Sebuah refleksi oleh Chindy Tan
Sebuah kitab China kuno menuliskan: perjalanan terpenting dalam hidup manusia adalah perjalanan ke dalam diri. Mengapa? Dikatakan lebih lanjut bahwa dengan memahami diri akan mengantar diri untuk memahami Bumi. Diri adalah refleksi Bumi, Bumi adalah refleksi diri. Enam benua yang membentuk Bumi, refleksi dari enam organ utama tubuh manusia. Alur-alur sungai, kanal, adalah cermin dari pembuluh darah dan saraf. Dahsyatnya lagi, Bumi terdiri dari 70% air yang ternyata identik sama dengan total jumlah kandungan air dalam tubuh kita, juga 70%. Satu lagi, thermoregulator. Bumi memiliki selubung gas rumah kaca yang berfungsi persis sebagai thermoregulator tubuh, sistem yang mengatur suhu Bumi. Sama seperti tubuh manusia, yang memiliki ambang batas suhu 41 derajat celcius, suhu kritis untuk diadaptasi oleh tubuh. Napas menjadi dangkal dan cepat, berpeluh, denyut nadi semakin cepat, tubuh diantar pada keadaan koma. Bila tidak ada tindakan segera untuk mengurangi suhu tubuh secara drastis, otak akan kehabisan pasokan oksigen dan kegagalan fungsi multi organ mulai terjadi. Kematian akan datang hanya dalam hitungan menit. Bumi juga demikian, hanya mampu menolerir kenaikan suhu Bumi hingga dua derajat celcius, lebih dari titik ini bencana katastrofik berlipat-lipat lebih ekstrem dan Bumi akan kehilangan daya untuk mengendalikan dan memulihkan kerja mesin iklim
Asher Minns, Manajer Komunikasi Tyndall Centre for Climate Change Research menyebutkan salah satu dampak terlampauinya ambang kendali mesin iklim akan mengantar kita pada keadaan run away global warming, percepatan laju global warming. Salah satu pemicunya adalah berbaliknya pola sumbangan tanaman di hutan, pada kenaikan suhu Bumi sebesar 3 derajat Celcius, hutan bukannya melepaskan oksigen melainkan akan melepaskan karbondioksida ke atmosfer. Pola ini serupa dengan pola konsumsi sel kanker, menurut salah satu teori, kanker tumbuh dalam keadaan tanpa oksigen sehingga merubah pola konsumsi sel, bukannya mengonsumsi oksigen melainkan karbondioksida. Bumi sedang menuju keganasan. Para ahli memperkirakan ada sekitar 1600 milyar ton karbon dari materi organik yang terpendam di tanah, naiknya suhu akan meningkatkan aktivitas bakteri pengurai sehingga memicu terlepasnya karbondioksida. Kenaikan suhu akan melesat ekstrim, normalnya kenaikan 2 derajat terjadi dalam kurun ribuan tahun namun apa yang terjadi sekarang, ahli memprediksi hanya dalam 50 tahun suhu Bumi naik 2 derajat. Prediksi ini pun terus bergeser berdasarkan pola pencairan es di Arktika. Prediksi ahli, es di Greenland pada kenaikan suhu Bumi lebih dari 2,7 derajat celcius akan melampaui titik baliknya, artinya pencairan es akan lebih dominan sehingga menaikkan level air laut hingga enam meter ( Mark Lynas, 2008). Berapa banyak flora dan fauna serta mikroorganisme yang terancam punah oleh kenaikan air laut ini?
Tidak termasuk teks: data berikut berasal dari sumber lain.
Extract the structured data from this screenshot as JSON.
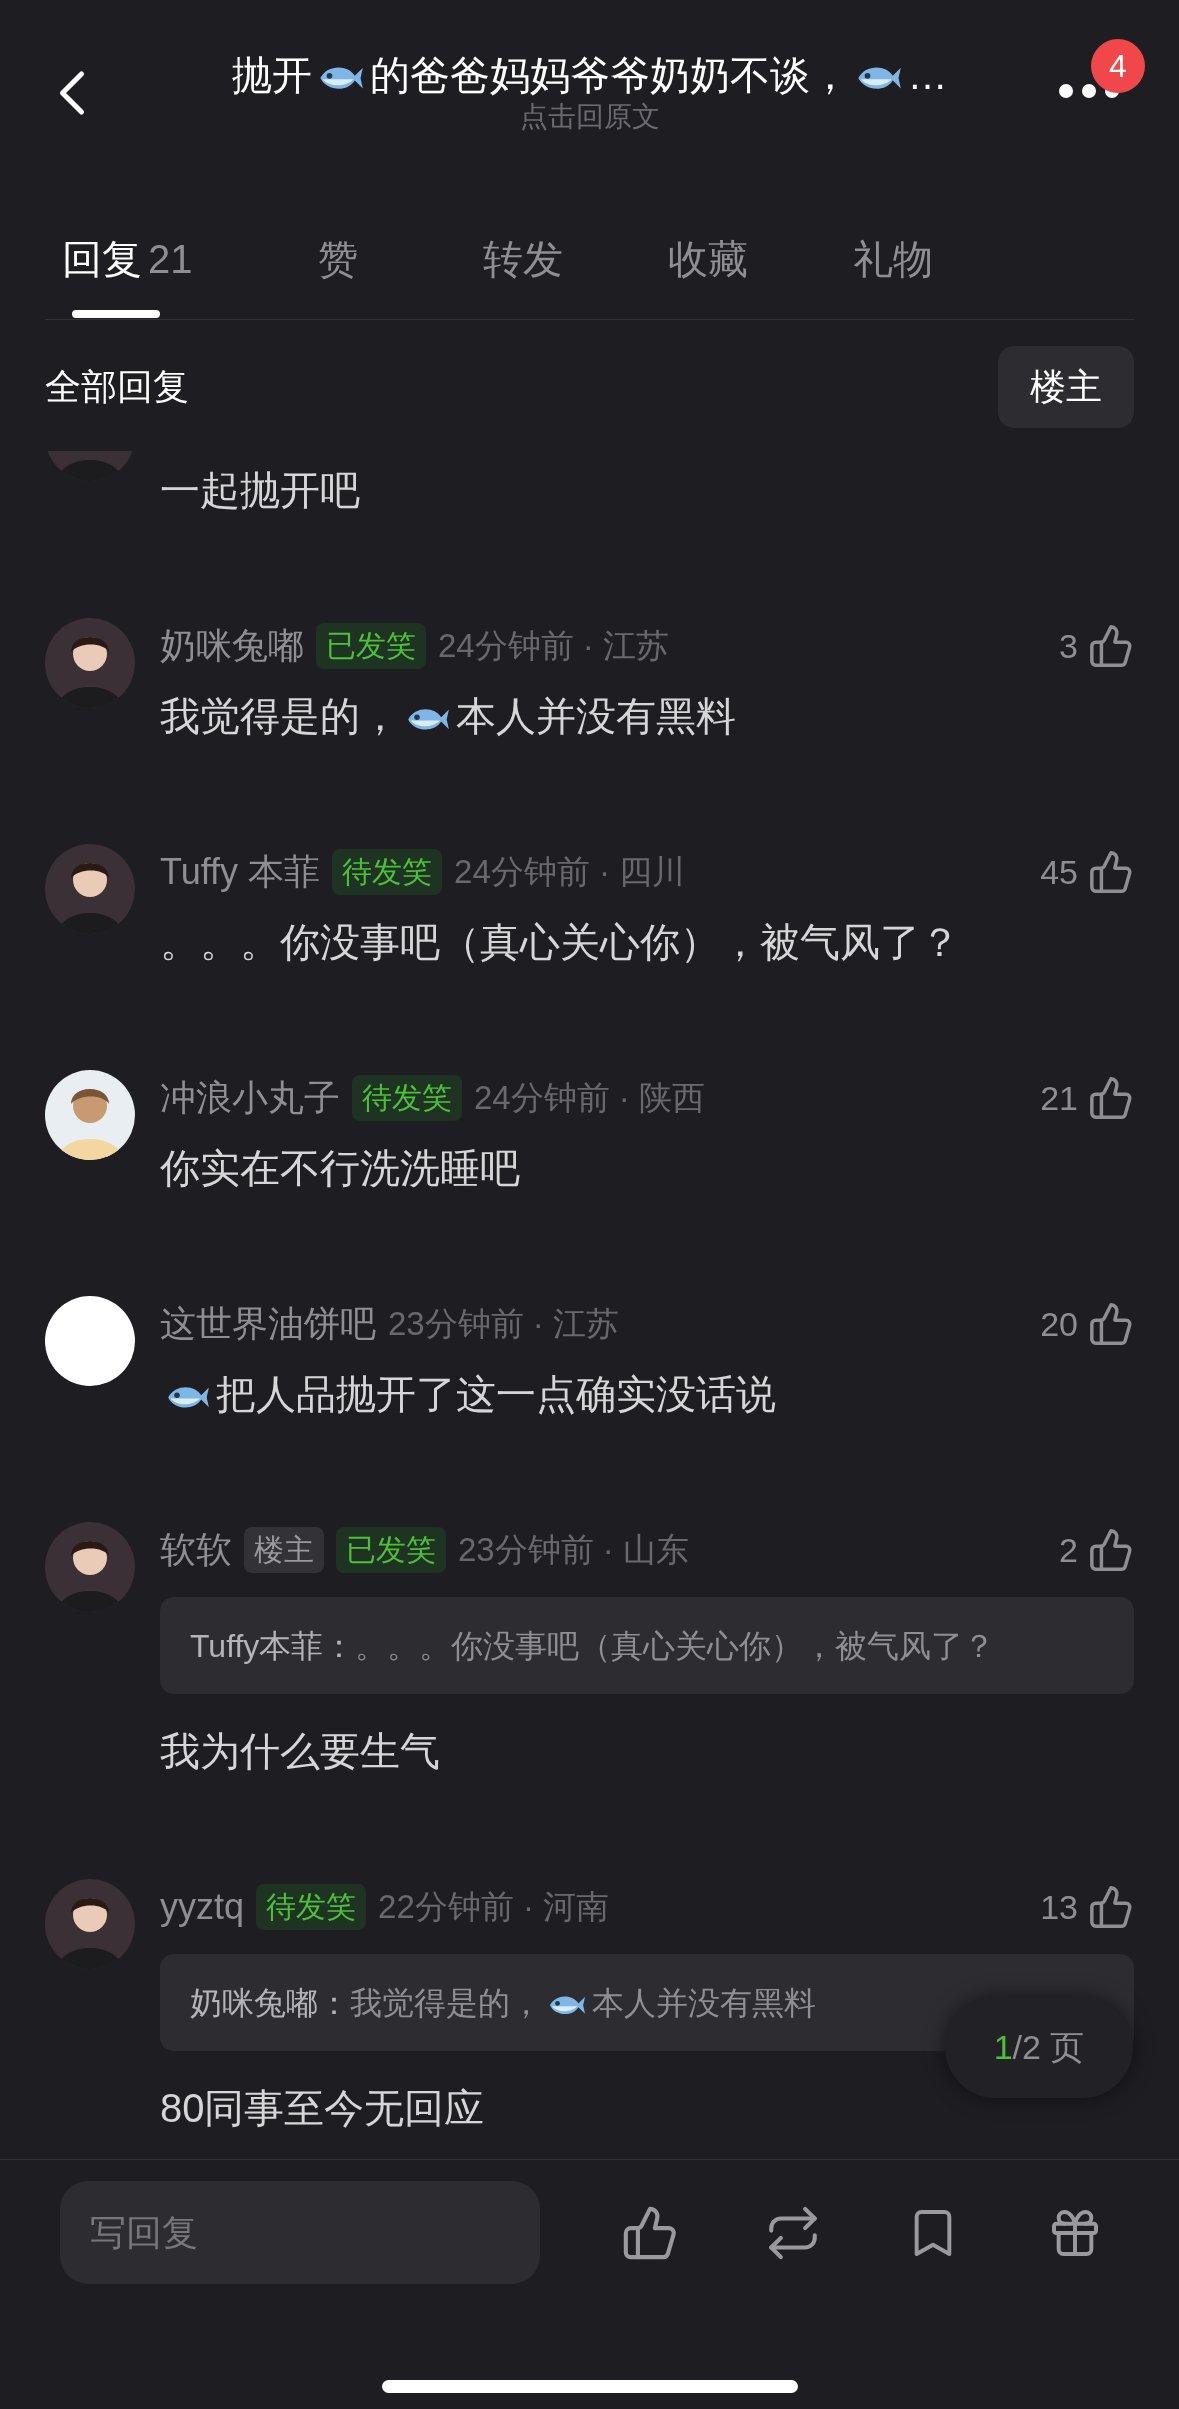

Detik ini saja kepunahan keragaman hayati terus melesat, tidak tanggung-tanggung melaju dalam faktor kelipatan 50-500 kali dibandingkan dengan pola kepunahan dari data rekaman fosil (Livestock’s Long Shadow,2006). Menurut WWF, jumlah burung, binatang lain, hewan di laut dan air tawar kini telah merosot hampir sepertiga (Telegraph news, Mei 2008)
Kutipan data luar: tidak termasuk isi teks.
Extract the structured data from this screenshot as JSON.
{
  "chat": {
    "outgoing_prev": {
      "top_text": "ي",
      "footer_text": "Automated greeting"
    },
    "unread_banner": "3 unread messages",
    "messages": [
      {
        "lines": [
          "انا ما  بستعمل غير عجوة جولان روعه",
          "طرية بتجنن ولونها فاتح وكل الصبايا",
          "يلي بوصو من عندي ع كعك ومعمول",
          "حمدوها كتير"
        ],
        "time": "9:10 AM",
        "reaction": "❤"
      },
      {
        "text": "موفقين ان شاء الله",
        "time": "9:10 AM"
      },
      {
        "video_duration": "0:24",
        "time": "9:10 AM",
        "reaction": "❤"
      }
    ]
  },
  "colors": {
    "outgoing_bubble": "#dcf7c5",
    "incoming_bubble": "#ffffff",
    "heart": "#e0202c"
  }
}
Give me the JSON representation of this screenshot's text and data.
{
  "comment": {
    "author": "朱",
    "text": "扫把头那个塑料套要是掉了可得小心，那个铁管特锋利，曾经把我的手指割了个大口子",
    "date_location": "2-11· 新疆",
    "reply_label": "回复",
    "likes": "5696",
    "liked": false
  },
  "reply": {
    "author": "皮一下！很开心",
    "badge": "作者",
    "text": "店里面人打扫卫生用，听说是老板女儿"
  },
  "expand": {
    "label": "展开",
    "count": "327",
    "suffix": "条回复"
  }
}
Saudara-saudaraku sekandung Bumi, setiap makhluk dan entitas yang ada di Bumi demikian berharganya. Berita terbaru dari NASA pada tanggal 13 Juni 2008 lalu, melaporkan bahwa ditemukan bongkahan yang diduga garam atau es di Mars. Nampaknya tak putus harapan kita mencari jejak-jejak kehidupan di planet lain, bila satu bulu burung Dodo ditemukan di planet Mars, seantero Bumi pasti akan heboh. Namun mengapa sulit bagi kita untuk menghargai apa yang ada digenggaman kita detik ini, garam dan es yang jelas-jelas masih eksis di depan mata kita. Mengapa melihat garam dan es di Bumi tidak membakar rasa antusias kita untuk sungguh menghargainya, melihatnya dengan kaca pembesar bahwa mereka nyata ada dan sedang menyantuni hidup kita?
Sejarah mengajak kita berkaca, burung Dodo pernah eksis dan hanya dalam hitungan kurang dari satu abad sejak pertama kali ditemukan oleh orang Eropa pada awal abad ke-16 di Mauritius, burung Dodo dikejar, dipukul, dibunuh dan dimakan sampai punah, hingga tak bersisa satu pun.
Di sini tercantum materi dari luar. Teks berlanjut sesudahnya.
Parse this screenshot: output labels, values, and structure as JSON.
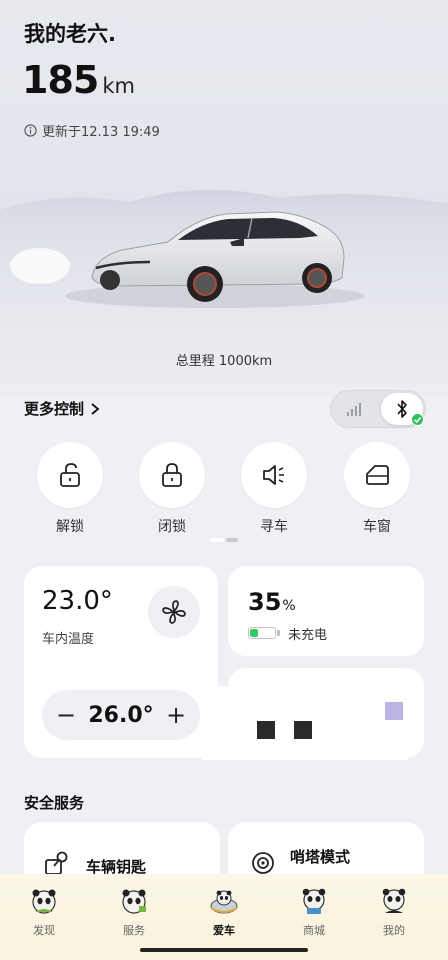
{
  "header": {
    "car_name": "我的老六.",
    "range_value": "185",
    "range_unit": "km",
    "updated": "更新于12.13 19:49",
    "odometer": "总里程 1000km"
  },
  "more_controls": {
    "label": "更多控制",
    "connection": {
      "active": "bluetooth",
      "connected": true
    }
  },
  "quick_controls": [
    {
      "label": "解锁",
      "icon": "unlock-icon"
    },
    {
      "label": "闭锁",
      "icon": "lock-icon"
    },
    {
      "label": "寻车",
      "icon": "horn-icon"
    },
    {
      "label": "车窗",
      "icon": "window-icon"
    }
  ],
  "pager": {
    "page": 1,
    "pages": 2
  },
  "climate": {
    "interior_temp": "23.0°",
    "interior_label": "车内温度",
    "setpoint": "26.0°",
    "minus": "−",
    "plus": "+"
  },
  "battery": {
    "percent": "35",
    "percent_symbol": "%",
    "level": 0.35,
    "status": "未充电",
    "color": "#37c86a"
  },
  "safety": {
    "title": "安全服务",
    "items": [
      {
        "label": "车辆钥匙",
        "icon": "key-icon"
      },
      {
        "label": "哨塔模式",
        "icon": "sentry-icon"
      }
    ]
  },
  "nav": {
    "tabs": [
      {
        "label": "发现",
        "active": false
      },
      {
        "label": "服务",
        "active": false
      },
      {
        "label": "爱车",
        "active": true
      },
      {
        "label": "商城",
        "active": false
      },
      {
        "label": "我的",
        "active": false
      }
    ]
  }
}
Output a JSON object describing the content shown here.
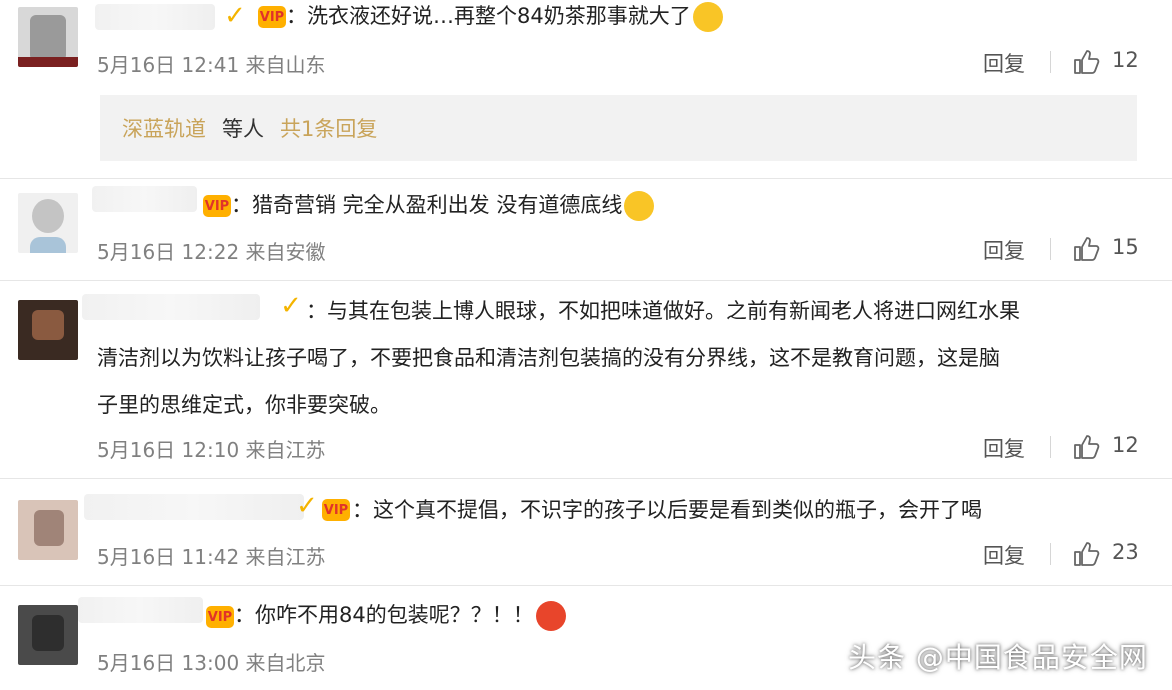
{
  "comments": [
    {
      "text": "：洗衣液还好说…再整个84奶茶那事就大了",
      "date": "5月16日",
      "time": "12:41",
      "location": "来自山东",
      "reply_label": "回复",
      "likes": "12",
      "subreply": {
        "user": "深蓝轨道",
        "middle": "等人",
        "count": "共1条回复"
      }
    },
    {
      "text": "：猎奇营销 完全从盈利出发 没有道德底线",
      "date": "5月16日",
      "time": "12:22",
      "location": "来自安徽",
      "reply_label": "回复",
      "likes": "15"
    },
    {
      "text_lines": [
        "：与其在包装上博人眼球，不如把味道做好。之前有新闻老人将进口网红水果",
        "清洁剂以为饮料让孩子喝了，不要把食品和清洁剂包装搞的没有分界线，这不是教育问题，这是脑",
        "子里的思维定式，你非要突破。"
      ],
      "date": "5月16日",
      "time": "12:10",
      "location": "来自江苏",
      "reply_label": "回复",
      "likes": "12"
    },
    {
      "text": "：这个真不提倡，不识字的孩子以后要是看到类似的瓶子，会开了喝",
      "date": "5月16日",
      "time": "11:42",
      "location": "来自江苏",
      "reply_label": "回复",
      "likes": "23"
    },
    {
      "text": "：你咋不用84的包装呢？？！！",
      "date": "5月16日",
      "time": "13:00",
      "location": "来自北京"
    }
  ],
  "watermark": "头条 @中国食品安全网",
  "colors": {
    "meta": "#808080",
    "link": "#c9a45a",
    "badge_gold": "#f4b400",
    "box": "#f2f2f2"
  }
}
Mungkin tidak terpikir oleh kita, melalui makanan yang dipilih, hanya dalam hitungan jam kita sedang dan terus memusnahkan keragaman flora dan fauna di muka Bumi ini. Pemusnahan oleh tangan kita sendiri, sedang kita lakukan. Setiap pilihan memasukkan satu potong daging ke dalam mulut, seketika itu juga kita sedang menggigit, melukai dan mengancam keberlangsungan hidup sekian keanekaragaman hayati. Tombol kendali penentu dibuka atau tidaknya hutan tropis bergantung dari order daging di meja makan kita. Order per potong daging yang datang dari saya, Anda atau dia, turut ambil andil terhadap hilangnya sekian meter persegi hutan tropis dalam hitungan detik. Di Brazil, laju penggundulan hutan tahun 2008 ini berjalan dua kali lipat dari tahun lalu. Penyebab deforestasi hutan Amazon dari tahun 2000-2005, enam puluh persen adalah untuk peternakan, belum termasuk pertanian kedelai dalam skala besar untuk pakan ternak (BBC, 13 Mei 2008).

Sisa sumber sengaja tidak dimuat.